Submitted by Susan Finn Miller on October 19, 2014 - 10:51pm
- 1904 Views
- 0 Likes
- 2 Comments
Hello friends, I have posted previously about how I approach teaching academic vocabulary. I have drawn ideas from the work of several theorists and researchers including Isabel Beck and her colleagues and Susanna Dutro and Kate Kinsella. First of all, I explain the new word using student-friendly language rather than a dictionary definition. Let's look at dictionary.com's definition of the word convenient: "suitable or agreeable to the needs or purpose; well-suited with respect to facility or ease in use; favorable, easy, or comfortable for use." I'm sure you would agree with me that this dictionary definition is not very student-friendly. Instead I would say, "Convenient is something that is useful, easy or quick to do."
I want to choose similarly easy-to-understand explanations for academic words. For the academic word section, I explain that a section is a part or piece of something. Next, I give the students several examples of how the word is typically used. For example, an orange can be divided into sections or parts. Each piece of the orange is one section. A theater and a stadium are divided into sections. Books and magazines have sections. A newspaper has several sections, including a section for local news and a section for sports.
After that, I give the students conversation and writing practice by posing several questions that have relevance in their lives such as the following:
1. Which section of the newspaper do you like to read?
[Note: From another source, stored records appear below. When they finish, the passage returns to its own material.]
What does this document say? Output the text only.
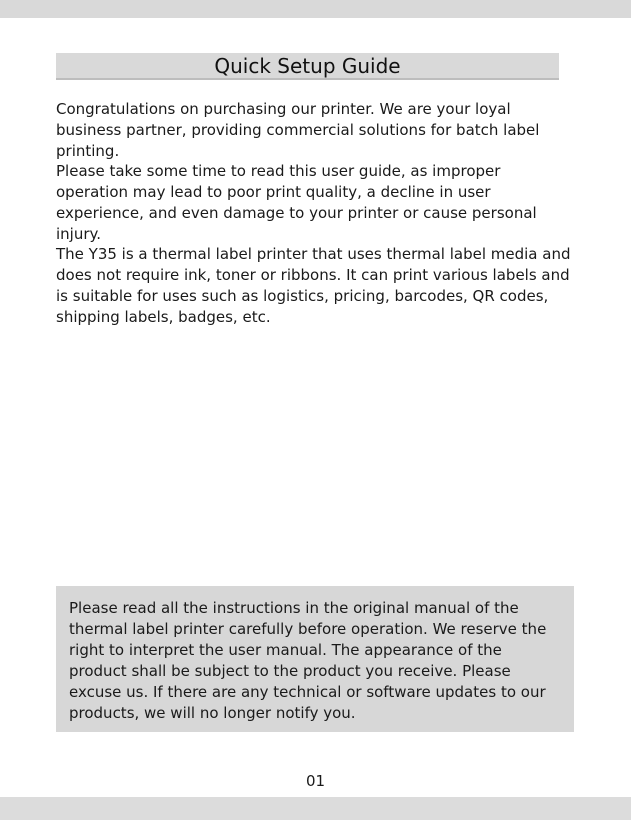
Quick Setup Guide

Congratulations on purchasing our printer. We are your loyal business partner, providing commercial solutions for batch label printing.

Please take some time to read this user guide, as improper operation may lead to poor print quality, a decline in user experience, and even damage to your printer or cause personal injury.

The Y35 is a thermal label printer that uses thermal label media and does not require ink, toner or ribbons. It can print various labels and is suitable for uses such as logistics, pricing, barcodes, QR codes, shipping labels, badges, etc.

Please read all the instructions in the original manual of the thermal label printer carefully before operation. We reserve the right to interpret the user manual. The appearance of the product shall be subject to the product you receive. Please excuse us. If there are any technical or software updates to our products, we will no longer notify you.

01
2. In which section of the supermarket would you find apples?
3. Which section of an orchestra do you most enjoy listening to?
4. Is it hard for you to believe that planes used to have a smoking section? Why or why not?
I also give the students sentence frames to scaffold and help them get started with using the new vocabulary to respond to the questions.
Later, after we've studied 8-10 words, I give the students a quiz in which they respond to similar questions in writing.
My advanced ESL students generally study for these quizzes and they do well, but this is not true for all. For the one or two who do not do well, I give them the chance to do the quiz over again, if they want to.
Do you give vocabulary quizzes? Do students welcome the quizzes? What do you think of giving students the do-over option? Please share your ideas with us here!